Mentre l’Italia migliore muore in un agguato la cui dinamica è ancora sotto la lente di ingrandimento, c’è chi pensa di brandire un megafono per esprimere una commozione che non prova, per partecipare ad un dolore da cui è a distanza siderale, per far sfoggio di lacrime artificiali senza avere problemi oculistici che ne prescrivono l’utilizzo, per far presa sulla collettività simulando una sensibilità di cui non c’è traccia.
Nel Paese di Giulio Regeni, nella terra in cui si tentano mille trucchetti per dare la cittadinanza ad un calciatore e non si fa nulla, assolutamente nulla, per Patrick George Zaki, si assiste al pietoso show dei politici che cavalcano una così sconfortante tragedia e qualcuno tra loro riesce a lasciare un segno tanto indelebile quanto inconfondibile.
Il tweet dell’ex ministra della Salute Beatrice Lorenzin sfiora l’incredibile ma è il termometro del malessere tricolore.

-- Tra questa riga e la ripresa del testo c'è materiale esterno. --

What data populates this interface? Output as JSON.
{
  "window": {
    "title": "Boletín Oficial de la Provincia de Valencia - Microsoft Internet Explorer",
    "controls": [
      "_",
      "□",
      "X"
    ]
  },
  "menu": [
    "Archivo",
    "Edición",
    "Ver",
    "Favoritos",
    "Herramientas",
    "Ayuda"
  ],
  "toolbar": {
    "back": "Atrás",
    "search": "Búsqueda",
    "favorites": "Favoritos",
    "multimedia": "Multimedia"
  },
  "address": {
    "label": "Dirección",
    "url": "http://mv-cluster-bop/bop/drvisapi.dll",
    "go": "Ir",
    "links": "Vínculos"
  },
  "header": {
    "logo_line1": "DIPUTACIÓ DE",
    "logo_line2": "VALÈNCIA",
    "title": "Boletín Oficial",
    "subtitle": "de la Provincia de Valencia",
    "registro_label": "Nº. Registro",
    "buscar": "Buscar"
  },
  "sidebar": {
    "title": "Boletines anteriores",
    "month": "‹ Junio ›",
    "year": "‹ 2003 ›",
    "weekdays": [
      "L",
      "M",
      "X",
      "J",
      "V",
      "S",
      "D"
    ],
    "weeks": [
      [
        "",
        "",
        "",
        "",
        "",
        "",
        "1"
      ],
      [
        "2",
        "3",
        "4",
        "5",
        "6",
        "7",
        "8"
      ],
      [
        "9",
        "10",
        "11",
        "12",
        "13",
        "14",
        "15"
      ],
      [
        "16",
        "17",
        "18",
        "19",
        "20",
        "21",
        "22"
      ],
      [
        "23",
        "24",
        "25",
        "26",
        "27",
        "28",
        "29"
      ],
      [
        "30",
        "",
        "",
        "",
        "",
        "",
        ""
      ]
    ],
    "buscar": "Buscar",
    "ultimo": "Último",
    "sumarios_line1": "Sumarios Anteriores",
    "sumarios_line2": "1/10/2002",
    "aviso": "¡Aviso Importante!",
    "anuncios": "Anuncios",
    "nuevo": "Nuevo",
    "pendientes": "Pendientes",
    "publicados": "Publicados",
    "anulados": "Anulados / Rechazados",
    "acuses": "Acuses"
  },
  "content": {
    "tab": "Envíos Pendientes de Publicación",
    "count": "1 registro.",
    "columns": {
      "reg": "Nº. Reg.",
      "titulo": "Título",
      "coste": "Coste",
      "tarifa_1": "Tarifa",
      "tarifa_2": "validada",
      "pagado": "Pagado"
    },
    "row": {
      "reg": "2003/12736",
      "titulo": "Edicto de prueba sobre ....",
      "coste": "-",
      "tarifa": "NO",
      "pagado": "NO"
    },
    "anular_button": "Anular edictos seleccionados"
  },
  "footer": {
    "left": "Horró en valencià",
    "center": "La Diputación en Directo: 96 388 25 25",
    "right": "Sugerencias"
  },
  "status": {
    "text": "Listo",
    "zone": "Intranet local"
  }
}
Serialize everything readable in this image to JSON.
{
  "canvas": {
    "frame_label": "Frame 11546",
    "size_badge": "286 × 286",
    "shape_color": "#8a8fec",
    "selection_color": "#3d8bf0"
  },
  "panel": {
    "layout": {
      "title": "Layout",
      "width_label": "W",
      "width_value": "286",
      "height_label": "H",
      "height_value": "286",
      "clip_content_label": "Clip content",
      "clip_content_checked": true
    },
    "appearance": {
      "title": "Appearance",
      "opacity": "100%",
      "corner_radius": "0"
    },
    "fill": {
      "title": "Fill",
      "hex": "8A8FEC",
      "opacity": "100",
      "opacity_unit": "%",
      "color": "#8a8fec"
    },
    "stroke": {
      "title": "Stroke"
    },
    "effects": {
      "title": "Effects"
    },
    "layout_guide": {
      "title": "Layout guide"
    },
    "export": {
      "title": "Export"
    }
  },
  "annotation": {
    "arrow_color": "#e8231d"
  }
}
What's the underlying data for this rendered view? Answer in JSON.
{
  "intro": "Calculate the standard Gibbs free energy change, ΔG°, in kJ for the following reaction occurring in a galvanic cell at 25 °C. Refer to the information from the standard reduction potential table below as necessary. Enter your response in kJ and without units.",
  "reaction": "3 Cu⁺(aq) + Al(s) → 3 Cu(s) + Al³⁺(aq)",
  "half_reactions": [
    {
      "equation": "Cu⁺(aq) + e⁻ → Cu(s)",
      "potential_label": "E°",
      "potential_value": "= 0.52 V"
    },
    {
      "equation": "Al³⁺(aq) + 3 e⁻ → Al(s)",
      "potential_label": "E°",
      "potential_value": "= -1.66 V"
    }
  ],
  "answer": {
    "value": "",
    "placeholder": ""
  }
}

La deputata – o chi diligentemente ne cura il traffico “social” in nome e per conto dell’interessata – riceve da un ghostwriter o da altro suggeritore il testo del messaggio da catapultare nell’agorà virtuale, messaggio che la persona interessata e mittente ufficiale probabilmente non ha tempo, modo o sentimento per redigere personalmente.
Tale è la partecipazione emotiva della Lorenzin da non accorgersi che il suo “ispiratore” le rammenta di inserire il nome del carabiniere barbaramente ucciso.
Il testo viene banalmente copiato e – forse gli occhi tumefatti dalla disperazione – incollato su Twitter con la rapidità che solo un viscerale coinvolgimento riesce a stimolare: “Mi stringio attorno alle famiglie dell’ambasciatore #LucaAttanasio e del giovane carabiniere (metti il nome) morti nell’agguato In #Congo, mentre svolgevano una missione ONU. Cordoglio all’intera arma dei @Carabinieri e a tutto il corpo diplomatico”.
Chiunque nel vedere uno scempio simile sarebbe portato a dire “Non ho parole”, ma non tutti – però – potrebbero contare su un ghostwriter per rimediare.